Hang your food off the ground to keep ants from getting at it. Check carefully for ant holes in the area, may not be any mounds. And shake your boots out real good in the morning, you never know what might have moved in. Rattlesnakes will generally warn you before you even see them, but keep an eye on where you put your feet anyway.

Black widows will only make you sick, same with scorpions, but keep a real good eye out for brown recluses, and get to a doctor if one bites you.

You won't see much in the way of trees, or natural shade, so having a couple of poles and a tarp will be a big help. You could maybe just rig something with your bike.

Oh, and bring a bandanna to tie around your face in case of dust storm. They happen, and the bandanna can make it much less bad.


----------



## Dmac (Aug 30, 2014)

i would definitely get an umbrella, easy to pack, instant shade and some wind protection too. put a good sized tarp out, lay on it instead of the ground. tent is the best, but you can set it up on the tarp for extra protection. a hat like a panama, boonie hat or anything with a large bill all the way around is also great for the deserts.


----------



## Kate Westcoast (Aug 30, 2014)

Thannkkkkyou!


----------



## spectacular (Aug 30, 2014)

don't have as much of a problem with ants in the larger town and cities as I do roaches, who I sometimes find hanging out next to my head or hand or something


----------



## Matt Derrick (Aug 31, 2014)

i don't know if this represents all of southern california, but i'll tell you what i know from living in slab city (which is in the same area).

there are rattlesnakes but like Dameon said, they're rare, and they'll warn you before you get near. rattlesnakes are actually very docile creatures, and they won't attack you unless they feel threatened. this past winter i watched a guy playing in a pit of rattlers, check out the video here:



but point is that they get more paranoid if you move side to side, rather than backing straight away from them, which is the best way to walk away from them.

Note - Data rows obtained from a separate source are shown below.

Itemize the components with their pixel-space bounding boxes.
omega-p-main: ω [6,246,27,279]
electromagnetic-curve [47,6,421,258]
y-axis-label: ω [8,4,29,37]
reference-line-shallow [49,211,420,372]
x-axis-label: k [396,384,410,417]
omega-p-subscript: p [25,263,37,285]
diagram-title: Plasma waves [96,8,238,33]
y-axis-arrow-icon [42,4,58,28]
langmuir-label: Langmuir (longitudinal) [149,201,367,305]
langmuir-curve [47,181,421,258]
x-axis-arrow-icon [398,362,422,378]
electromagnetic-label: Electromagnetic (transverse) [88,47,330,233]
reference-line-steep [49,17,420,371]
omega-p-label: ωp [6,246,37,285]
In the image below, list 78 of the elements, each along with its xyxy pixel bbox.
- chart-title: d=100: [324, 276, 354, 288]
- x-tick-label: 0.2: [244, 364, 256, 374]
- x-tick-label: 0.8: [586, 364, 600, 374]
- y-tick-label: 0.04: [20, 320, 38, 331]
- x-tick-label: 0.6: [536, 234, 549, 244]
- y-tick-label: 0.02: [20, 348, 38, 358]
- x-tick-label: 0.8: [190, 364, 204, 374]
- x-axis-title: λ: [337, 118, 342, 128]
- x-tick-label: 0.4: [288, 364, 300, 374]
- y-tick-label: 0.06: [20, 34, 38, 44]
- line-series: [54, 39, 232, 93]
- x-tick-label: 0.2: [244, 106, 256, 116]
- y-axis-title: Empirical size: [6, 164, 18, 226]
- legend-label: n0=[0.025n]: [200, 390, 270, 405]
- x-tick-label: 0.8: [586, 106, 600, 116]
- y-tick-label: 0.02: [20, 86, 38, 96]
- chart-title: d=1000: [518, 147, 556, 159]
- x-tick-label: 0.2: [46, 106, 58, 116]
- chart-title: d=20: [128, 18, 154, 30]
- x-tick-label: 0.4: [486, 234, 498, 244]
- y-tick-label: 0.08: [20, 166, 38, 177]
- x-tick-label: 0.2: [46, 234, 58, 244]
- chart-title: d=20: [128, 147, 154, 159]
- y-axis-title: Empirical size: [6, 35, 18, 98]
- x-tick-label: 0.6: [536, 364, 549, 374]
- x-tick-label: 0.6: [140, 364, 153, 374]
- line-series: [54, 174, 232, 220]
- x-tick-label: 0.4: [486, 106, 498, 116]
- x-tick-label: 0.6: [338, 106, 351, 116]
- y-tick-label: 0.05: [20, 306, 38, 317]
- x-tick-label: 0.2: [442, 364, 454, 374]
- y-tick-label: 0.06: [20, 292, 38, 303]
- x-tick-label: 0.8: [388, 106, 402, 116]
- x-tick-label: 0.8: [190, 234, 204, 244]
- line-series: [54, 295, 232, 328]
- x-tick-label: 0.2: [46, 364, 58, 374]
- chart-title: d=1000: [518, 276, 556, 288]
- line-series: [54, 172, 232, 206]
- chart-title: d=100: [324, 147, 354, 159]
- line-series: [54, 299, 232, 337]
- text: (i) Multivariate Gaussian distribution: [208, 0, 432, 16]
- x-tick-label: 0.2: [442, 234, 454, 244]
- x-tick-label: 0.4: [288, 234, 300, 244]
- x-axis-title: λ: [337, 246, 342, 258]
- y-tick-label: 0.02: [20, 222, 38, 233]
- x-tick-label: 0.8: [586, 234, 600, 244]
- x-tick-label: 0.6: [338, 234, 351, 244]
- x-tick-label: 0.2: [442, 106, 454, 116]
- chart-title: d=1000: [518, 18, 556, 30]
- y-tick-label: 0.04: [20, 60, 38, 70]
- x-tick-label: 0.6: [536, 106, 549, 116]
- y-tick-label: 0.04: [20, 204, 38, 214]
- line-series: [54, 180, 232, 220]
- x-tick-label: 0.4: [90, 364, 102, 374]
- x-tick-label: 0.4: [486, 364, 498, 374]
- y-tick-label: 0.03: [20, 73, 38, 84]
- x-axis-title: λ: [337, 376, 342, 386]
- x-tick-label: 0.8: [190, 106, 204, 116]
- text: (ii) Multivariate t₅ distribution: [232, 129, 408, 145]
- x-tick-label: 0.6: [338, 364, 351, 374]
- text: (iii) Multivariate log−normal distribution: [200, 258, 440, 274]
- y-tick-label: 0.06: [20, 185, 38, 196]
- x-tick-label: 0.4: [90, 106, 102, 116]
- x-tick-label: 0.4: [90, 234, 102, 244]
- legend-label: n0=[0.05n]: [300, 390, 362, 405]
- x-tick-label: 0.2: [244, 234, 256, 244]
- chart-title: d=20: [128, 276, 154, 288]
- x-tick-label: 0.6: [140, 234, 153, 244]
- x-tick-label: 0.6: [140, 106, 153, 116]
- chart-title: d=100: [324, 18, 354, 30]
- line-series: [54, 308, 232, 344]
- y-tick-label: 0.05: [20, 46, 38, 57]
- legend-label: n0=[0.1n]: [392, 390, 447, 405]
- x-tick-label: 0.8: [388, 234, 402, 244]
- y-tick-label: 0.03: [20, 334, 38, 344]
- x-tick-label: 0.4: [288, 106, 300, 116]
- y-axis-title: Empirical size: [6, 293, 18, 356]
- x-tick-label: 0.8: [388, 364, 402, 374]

there are tarantulas and scorpions, but the tarantulas are VERY rare, but huge! if you got bit by one they're not poisonous though. the scorpions will make you sick for up to 12 hours, but not kill you. scorpions can most often be found hiding under things, between something like a garbage can and the ground, where it's a little cooler. scorpions don't become a big deal until april anyways (at least in slab city) so you probably won't see many. in that region they're actually a neonish light green, and maybe a max of 2-3 inches.


----------